Over zijn werkelijke waardering voor grote schrijvers als Van Ostaijen, Boon en Claus laat Brusselmans zich in zijn Geschiedenis niet of nauwelijks uit. Over zichzelf vertelt hij echter des te meer.

"De bedoeling was om alles de grond in te boren. Maar met boeken als De Kapellekensbaan of Het verdriet van België lukt me dat niet. Evenmin als bij mijn eigen werk trouwens. Vandaar dat ik aan mijzelf een fors deel heb gewijd, zodat iedereen kan begrijpen dat ik de belangrijkste schrijver ben. Verder is het me niet moeilijk gevallen. Er verschijnt ongelooflijk veel rommel in België. Nu nog. Ik ga een column doen voor De Morgen waarin ik iedere week een slecht boek bespreek. Ik krijg ze echt met stapels binnen, die wegwerpwerkjes. En die zijn dan nog de voorselectie van Herman de Coninck doorgekomen! Ik zal die boeken op dezelfde manier aanpakken als ik heb gedaan in De Geschiedenis van de Vlaamse Letterkunde. Dat ze slecht zijn hoef ik niet te bewijzen, want ieder boek dat erin komt is van vooraf slecht bevonden. Soms zal ik alleen zeiken over de kaft."

Hoewel Brusselmans zich in zijn boek heeft beperkt tot de Vlaamse literatuur, is hij van mening dat een strikte scheiding tussen de Vlaamse en Nederlandse letteren volstrekt uit de tijd is.

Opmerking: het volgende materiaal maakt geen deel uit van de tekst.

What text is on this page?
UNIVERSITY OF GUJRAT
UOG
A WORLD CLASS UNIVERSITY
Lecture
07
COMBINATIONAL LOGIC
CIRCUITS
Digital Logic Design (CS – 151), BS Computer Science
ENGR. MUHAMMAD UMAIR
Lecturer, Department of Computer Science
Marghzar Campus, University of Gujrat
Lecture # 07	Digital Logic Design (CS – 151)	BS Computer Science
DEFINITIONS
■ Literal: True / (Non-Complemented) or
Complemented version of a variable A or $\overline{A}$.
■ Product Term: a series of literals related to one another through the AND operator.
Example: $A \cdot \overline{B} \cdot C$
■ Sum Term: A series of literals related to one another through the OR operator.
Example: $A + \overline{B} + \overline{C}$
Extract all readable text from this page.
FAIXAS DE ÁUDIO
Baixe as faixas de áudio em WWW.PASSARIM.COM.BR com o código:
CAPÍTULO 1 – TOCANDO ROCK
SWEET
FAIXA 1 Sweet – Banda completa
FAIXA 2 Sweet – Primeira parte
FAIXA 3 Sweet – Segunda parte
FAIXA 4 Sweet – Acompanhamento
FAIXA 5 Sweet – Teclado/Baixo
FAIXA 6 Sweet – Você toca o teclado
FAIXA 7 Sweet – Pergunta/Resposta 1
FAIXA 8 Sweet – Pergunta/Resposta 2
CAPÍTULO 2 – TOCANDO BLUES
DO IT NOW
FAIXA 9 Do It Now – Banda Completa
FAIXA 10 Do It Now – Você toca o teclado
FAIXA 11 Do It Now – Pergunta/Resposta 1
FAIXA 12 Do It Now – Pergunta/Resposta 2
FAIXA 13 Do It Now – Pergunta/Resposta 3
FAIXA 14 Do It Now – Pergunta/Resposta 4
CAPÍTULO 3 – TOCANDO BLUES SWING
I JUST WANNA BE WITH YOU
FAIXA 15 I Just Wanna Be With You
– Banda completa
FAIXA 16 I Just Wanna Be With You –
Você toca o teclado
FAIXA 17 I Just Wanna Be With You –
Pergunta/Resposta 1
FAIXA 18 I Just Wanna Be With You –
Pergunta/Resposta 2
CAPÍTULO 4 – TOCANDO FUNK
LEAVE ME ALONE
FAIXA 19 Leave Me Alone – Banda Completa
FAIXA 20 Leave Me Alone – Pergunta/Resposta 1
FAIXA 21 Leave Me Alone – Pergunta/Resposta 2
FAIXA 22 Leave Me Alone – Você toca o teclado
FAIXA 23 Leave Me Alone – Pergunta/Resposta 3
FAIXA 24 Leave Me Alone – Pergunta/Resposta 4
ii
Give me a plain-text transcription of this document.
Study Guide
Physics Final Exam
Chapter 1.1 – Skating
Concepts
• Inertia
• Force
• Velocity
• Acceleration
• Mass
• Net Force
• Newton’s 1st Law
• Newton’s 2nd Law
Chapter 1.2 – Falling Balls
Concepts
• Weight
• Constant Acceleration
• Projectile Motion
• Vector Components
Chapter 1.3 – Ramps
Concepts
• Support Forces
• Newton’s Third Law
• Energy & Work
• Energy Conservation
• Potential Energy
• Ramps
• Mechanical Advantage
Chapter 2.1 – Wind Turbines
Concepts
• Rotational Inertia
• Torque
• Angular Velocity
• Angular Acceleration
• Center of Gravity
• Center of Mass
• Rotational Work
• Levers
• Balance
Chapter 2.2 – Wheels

"Die beperking zegt niets over mijn standpunt ten aanzien van de positie van de Vlaamse schrijver in de Nederlandse literatuur. Ik zie mezelf weliswaar niet als een Nederlands schrijver, maar wel als een Nederlandstalig schrijver. De taalbarrière waar het correct Nederlands betreft, zou niet mogen bestaan. Ik vind het lullig als een Nederlander uit een boek van mij drie woorden haalt en dan zegt dat het vanwege die woorden een Vlaams boek is. Vroeger was dat anders. Toen kon je van verre ruiken dat een boek Vlaams was. Maar de jongere generatie schrijft een heel acceptabel Nederlands. Mijn beperking tot de Vlaamse literatuur is dus vooral praktisch. Want als je ook nog die berg Nederlandse schrijvers moet behandelen, dan krijg je een boek dat minstens twee keer zo dik is. En mijn beperking tot de Vlaamse literatuur van na 1830 heeft eveneens een praktische achtergrond. Ik ga dus niet zover terug als 1136. Dat staat maar bij wijze van grapje vermeld op het titelblad van mijn naslagwerk. Ik had over die vroege periode geen bronnen en ik had ook geen zin om ervoor naar de bibliotheek te gaan. Wel heb ik gebruik gemaakt van De literatuur van Zuid-Nederland sedert 1830, een ongelooflijk slecht boek van Marnix Gijsen. Overigens komt er nog wel 's een studie over alleen de Nederlandse literatuur. Daar is ook zat over te zeggen.

"Ik heb het bijvoorbeeld niet zo begrepen op schrijvers als Harry Mulisch, die tevreden zijn als ze één goeie zin per dag hebben geschreven. Of mensen als Kooiman, een keer in de zeven jaar een dun boekje. Ze kunnen beter een roman schrijven dan al die pamfletten met dat gezeik over literatuur. En ze menen ook nog wat ze zeggen! Al dat technische gedoe, het zoeken naar nieuwe vormen en weet ik veel, ik hou daar niet van. Die mensen uit de Revisor- en Rasterhoek zijn allemaal wauwelaars.

"Een boek moet zo geschreven zijn dat je de haartjes voelt rechtkomen. Dat is mijn literatuurtheorie. Rechtlijnige boeken met een hoofdpersonage van vlees en bloed, zoals je hebt in The catcher in rye en De avonden. Een lach maar ook een traan, zal ik maar zeggen. En drie, vier, vijf bladzijden per dag."
Het manuscript van zijn nieuwe roman is inmiddels door Bert Bakker aanvaard. En tussen de schalen met snoepjes op de salontafel ligt het boekje Zeldzame verhalen van Sir Arthur Conan Doyle, in de vertaling van Brusselmans. "Wat voor affiniteit ik heb met Conan Doyle? Geen enkele. Slappe verhaaltjes. Op kilometers afstand zie je de pointe al aankomen. Ik heb het vertaald om het geld. Net zoals ik nu met de tekenaar Erik Meynen die strip heb in de Vlaamse Panorama, Inspecteur Bob lost het bijna op. "Een schrijver moet ook werken hè."

Herman F.M. Brusselmans, De Geschiedenis van de Vlaamse letterkunde, Dedalus, f 29.50.